Roger Ebert awarded the film three stars, and though he said it has a formulaic plot, he called it a "splendid family film." He added, "It's no mistake that the credits for 'Monkey Trouble' give top billing to the monkey, named Finster. He steals the show with a fetching performance that goes beyond 'training,' and into acting itself. And the show is a quirky, bright, PG-rated adventure that's as entertaining as Free Willy.'" Ebert did criticize the film's decision to identify the villain character as a gypsy, reasoning Azro "could have had a non-specific background and the movie would have worked just as well, without giving its young audiences a lesson in prejudice."

David Hunter of The Hollywood Reporter positively cited Thora Birch's performance and wrote "Rising to the occasion in just about every scene, she wonderfully executes the humor, wonder, excitement and brief troubles her character experiences in Franco Amurri and Stu Krieger's well-groomed screenplay."

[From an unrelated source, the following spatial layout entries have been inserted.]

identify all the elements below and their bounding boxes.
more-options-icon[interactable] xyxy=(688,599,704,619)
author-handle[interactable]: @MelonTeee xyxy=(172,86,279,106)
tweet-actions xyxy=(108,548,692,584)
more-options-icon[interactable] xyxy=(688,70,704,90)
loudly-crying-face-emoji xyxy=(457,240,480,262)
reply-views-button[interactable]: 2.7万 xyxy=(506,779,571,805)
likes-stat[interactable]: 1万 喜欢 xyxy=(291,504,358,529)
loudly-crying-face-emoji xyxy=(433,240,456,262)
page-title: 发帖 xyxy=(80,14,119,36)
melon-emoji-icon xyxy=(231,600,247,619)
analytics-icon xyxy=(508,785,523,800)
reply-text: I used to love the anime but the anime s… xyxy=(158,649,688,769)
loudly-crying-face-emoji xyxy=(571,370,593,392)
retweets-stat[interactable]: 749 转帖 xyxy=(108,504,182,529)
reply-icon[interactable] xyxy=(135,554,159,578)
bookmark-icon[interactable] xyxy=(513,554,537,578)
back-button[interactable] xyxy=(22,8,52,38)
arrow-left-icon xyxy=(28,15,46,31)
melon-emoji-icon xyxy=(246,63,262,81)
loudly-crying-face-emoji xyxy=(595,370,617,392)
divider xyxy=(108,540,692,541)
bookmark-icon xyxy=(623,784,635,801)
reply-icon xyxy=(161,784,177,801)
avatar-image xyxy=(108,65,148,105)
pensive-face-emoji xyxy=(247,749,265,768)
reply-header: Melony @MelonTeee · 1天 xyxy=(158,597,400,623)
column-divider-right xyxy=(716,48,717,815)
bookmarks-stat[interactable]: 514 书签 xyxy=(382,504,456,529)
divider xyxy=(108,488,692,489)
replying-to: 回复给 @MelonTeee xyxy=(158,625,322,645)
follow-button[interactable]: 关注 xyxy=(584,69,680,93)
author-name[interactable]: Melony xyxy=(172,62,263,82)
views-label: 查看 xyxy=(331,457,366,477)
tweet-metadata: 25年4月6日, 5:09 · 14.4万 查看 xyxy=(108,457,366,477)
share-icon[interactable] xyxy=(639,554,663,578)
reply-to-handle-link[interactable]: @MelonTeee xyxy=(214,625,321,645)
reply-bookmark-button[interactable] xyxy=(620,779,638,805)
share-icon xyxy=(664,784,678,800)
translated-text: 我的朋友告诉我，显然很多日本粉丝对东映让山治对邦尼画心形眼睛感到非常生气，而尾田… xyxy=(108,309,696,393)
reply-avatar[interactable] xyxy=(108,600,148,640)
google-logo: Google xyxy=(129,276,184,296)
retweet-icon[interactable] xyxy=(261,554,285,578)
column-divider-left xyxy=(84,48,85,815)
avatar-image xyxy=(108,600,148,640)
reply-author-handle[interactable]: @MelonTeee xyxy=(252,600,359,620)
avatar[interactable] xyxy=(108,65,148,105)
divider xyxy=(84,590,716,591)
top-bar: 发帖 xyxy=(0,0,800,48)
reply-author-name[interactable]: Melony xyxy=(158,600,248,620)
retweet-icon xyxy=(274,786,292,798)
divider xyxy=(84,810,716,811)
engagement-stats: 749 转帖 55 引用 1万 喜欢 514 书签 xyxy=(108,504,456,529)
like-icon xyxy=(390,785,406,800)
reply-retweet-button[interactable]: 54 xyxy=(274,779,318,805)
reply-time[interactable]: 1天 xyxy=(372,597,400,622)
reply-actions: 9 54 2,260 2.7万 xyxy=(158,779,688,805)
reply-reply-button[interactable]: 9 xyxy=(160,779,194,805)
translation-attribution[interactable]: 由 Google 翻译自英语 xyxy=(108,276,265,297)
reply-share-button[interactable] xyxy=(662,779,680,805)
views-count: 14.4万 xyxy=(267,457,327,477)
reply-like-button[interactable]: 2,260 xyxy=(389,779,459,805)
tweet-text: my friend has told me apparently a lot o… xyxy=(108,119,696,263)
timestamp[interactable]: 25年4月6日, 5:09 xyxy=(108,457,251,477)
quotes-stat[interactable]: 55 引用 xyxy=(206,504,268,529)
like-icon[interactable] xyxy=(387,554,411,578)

Positive reviews also cited the film for showing Harvey Keitel's "broad comic side." Joanna Berry of the Radio Times wrote, "Quite what the hard-as-nails star of Reservoir Dogs and Bad Lieutenant is doing in this comedy adventure is anyone's guess, but his tongue-in-cheek performance will delight adults almost as much as the monkey business will enchant young children."

=== Year-end lists ===
- Dishonorable mention – John Hurley, Staten Island Advance

== Home media ==
New Line released Monkey Trouble on DVD on September 3, 2002.